Взволнованный неожиданной встречей и воспоминаниями, Курт Эйзенмарк часто переходил на родной язык. Спохватившись, начинал медленно переводить. Из его поспешного рассказа Задеснянский узнал, что его спасители — Курт Эйзенмарк и майор Блюме — очень сожалели, что не могли тогда в лесу по-настоящему открыться перед ними, не осмелились рассказать им о своей подпольной антифашистской работе. Правда, через две недели фрейлейн Зося сама разыскала майора Блюме в Корсуне. И это было очень важно, ужасно важно. Зося была их связной с партизанами, но в последнее время куда-то исчезла, связь прервалась…

У подъезда школы остановилась машина, засветились и сразу погасли фары.

— Это из штаба дивизии, — сказал майор Грохольский.
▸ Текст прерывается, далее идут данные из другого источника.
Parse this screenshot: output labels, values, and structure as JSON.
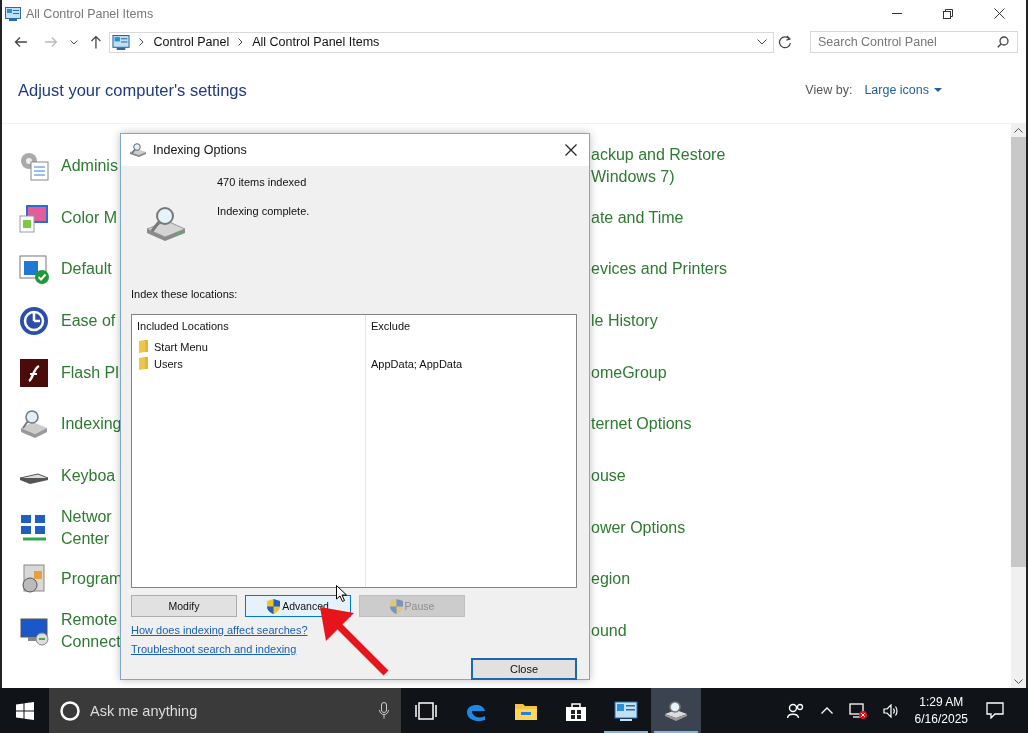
{
  "window": {
    "title": "All Control Panel Items"
  },
  "address_bar": {
    "path": [
      "Control Panel",
      "All Control Panel Items"
    ]
  },
  "search": {
    "placeholder": "Search Control Panel"
  },
  "heading": "Adjust your computer's settings",
  "view_by": {
    "label": "View by:",
    "value": "Large icons"
  },
  "items_left": [
    {
      "lines": [
        "Adminis"
      ]
    },
    {
      "lines": [
        "Color M"
      ]
    },
    {
      "lines": [
        "Default"
      ]
    },
    {
      "lines": [
        "Ease of"
      ]
    },
    {
      "lines": [
        "Flash Pl"
      ]
    },
    {
      "lines": [
        "Indexing"
      ]
    },
    {
      "lines": [
        "Keyboa"
      ]
    },
    {
      "lines": [
        "Networ",
        "Center"
      ]
    },
    {
      "lines": [
        "Program"
      ]
    },
    {
      "lines": [
        "Remote",
        "Connect"
      ]
    }
  ],
  "items_right": [
    {
      "lines": [
        "ackup and Restore",
        "Windows 7)"
      ]
    },
    {
      "lines": [
        "ate and Time"
      ]
    },
    {
      "lines": [
        "evices and Printers"
      ]
    },
    {
      "lines": [
        "le History"
      ]
    },
    {
      "lines": [
        "omeGroup"
      ]
    },
    {
      "lines": [
        "ternet Options"
      ]
    },
    {
      "lines": [
        "ouse"
      ]
    },
    {
      "lines": [
        "ower Options"
      ]
    },
    {
      "lines": [
        "egion"
      ]
    },
    {
      "lines": [
        "ound"
      ]
    }
  ],
  "dialog": {
    "title": "Indexing Options",
    "status": [
      "470 items indexed",
      "Indexing complete."
    ],
    "locations_label": "Index these locations:",
    "columns": [
      "Included Locations",
      "Exclude"
    ],
    "rows": [
      {
        "location": "Start Menu"
      },
      {
        "location": "Users",
        "exclude": "AppData; AppData"
      }
    ],
    "buttons": [
      {
        "label": "Modify",
        "shield": false,
        "disabled": false,
        "hovered": false
      },
      {
        "label": "Advanced",
        "shield": true,
        "disabled": false,
        "hovered": true
      },
      {
        "label": "Pause",
        "shield": true,
        "disabled": true,
        "hovered": false
      }
    ],
    "links": [
      "How does indexing affect searches?",
      "Troubleshoot search and indexing"
    ],
    "close_button": "Close"
  },
  "taskbar": {
    "search_placeholder": "Ask me anything",
    "apps": [
      {
        "open": false,
        "selected": false
      },
      {
        "open": false,
        "selected": false
      },
      {
        "open": false,
        "selected": false
      },
      {
        "open": false,
        "selected": false
      },
      {
        "open": true,
        "selected": false
      },
      {
        "open": true,
        "selected": true
      }
    ],
    "time": "1:29 AM",
    "date": "6/16/2025"
  }
}
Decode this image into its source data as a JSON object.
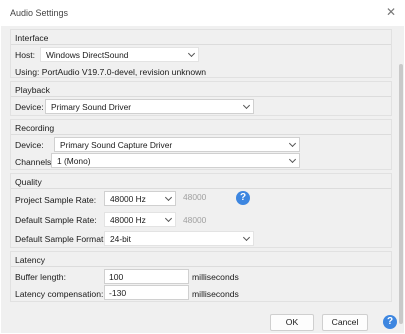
{
  "window": {
    "title": "Audio Settings",
    "close_glyph": "✕"
  },
  "interface": {
    "group_title": "Interface",
    "host_label": "Host:",
    "host_value": "Windows DirectSound",
    "using_text": "Using: PortAudio V19.7.0-devel, revision unknown"
  },
  "playback": {
    "group_title": "Playback",
    "device_label": "Device:",
    "device_value": "Primary Sound Driver"
  },
  "recording": {
    "group_title": "Recording",
    "device_label": "Device:",
    "device_value": "Primary Sound Capture Driver",
    "channels_label": "Channels:",
    "channels_value": "1 (Mono)"
  },
  "quality": {
    "group_title": "Quality",
    "project_rate_label": "Project Sample Rate:",
    "project_rate_value": "48000 Hz",
    "project_rate_other": "48000",
    "default_rate_label": "Default Sample Rate:",
    "default_rate_value": "48000 Hz",
    "default_rate_other": "48000",
    "default_format_label": "Default Sample Format:",
    "default_format_value": "24-bit",
    "help_glyph": "?"
  },
  "latency": {
    "group_title": "Latency",
    "buffer_label": "Buffer length:",
    "buffer_value": "100",
    "buffer_unit": "milliseconds",
    "compensation_label": "Latency compensation:",
    "compensation_value": "-130",
    "compensation_unit": "milliseconds"
  },
  "buttons": {
    "ok": "OK",
    "cancel": "Cancel",
    "help_glyph": "?"
  },
  "colors": {
    "accent": "#3d86e0",
    "client_bg": "#f0f0f0"
  }
}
Немцы быстро встали. Офицер резким, привычным движением руки поправил на голове фуражку с длинным козырьком. Эйзенмарк подошел к Грохольскому и доложил:

— Я везу в штаб дивизии важный документ. Завтра утром генерал Штеммерман будет делать ангриф, то есть, по-российски, атаковать… Главный удар — дорф Ставки. Вы понимайт?..

— Да, мы знаем об этом, — сухо ответил Грохольский.

— Вы?.. Знайт? — изумился Эйзенмарк.

— Да, знаем.

— Конечно, так, — спокойно сказал немец. — Совет партизанен, разведка…

Задеснянский ждал немцев возле открытой двери. В его взгляде, как показалось Эйзенмарку, скрывалась тайна.

Когда Эйзенмарк и немецкий офицер были уже в коридоре, Грохольский вышел из класса, догнал Задеснянского:

— Вы поедете с ними?

— Нет.

— Ну тогда все, пусть едут, — кивнул он в сторону немцев. — Я хотел отправить с вами пакет комдиву, а раз вы не едете, отошлю с нарочным. Передайте немцам мою благодарность за помощь третьему батальону.

Задеснянский вышел к подъезду, где стоял дивизионный «виллис». Ночь была темной и неуютной. Дул сырой, пронизывающий до костей ветер. За селом вспыхивали ракеты. Их трепещущий свет вырывал из тьмы могильно-однообразные, угрюмые стрехи изб.

Немцы сели в машину. Эйзенмарк, прощаясь с летчиком, поднял вверх стиснутый кулак, громко крикнул:

— Рот фронт, геноссе старший лейтенант!

Задеснянский тоже вскинул руку в прощальном салюте.

«Виллис» уже потонул во тьме, а он все стоял и держал стиснутый кулак.

Кто-то вышел из-за угла школы. Несмотря на густую темноту, Задеснянский сразу узнал учителя Теслю, спросил его:

— Где капитан Зажура?

— Наверное, дома, с матерью, — тихо отозвался старый учитель. — А может, в сельсовете, с Плужником.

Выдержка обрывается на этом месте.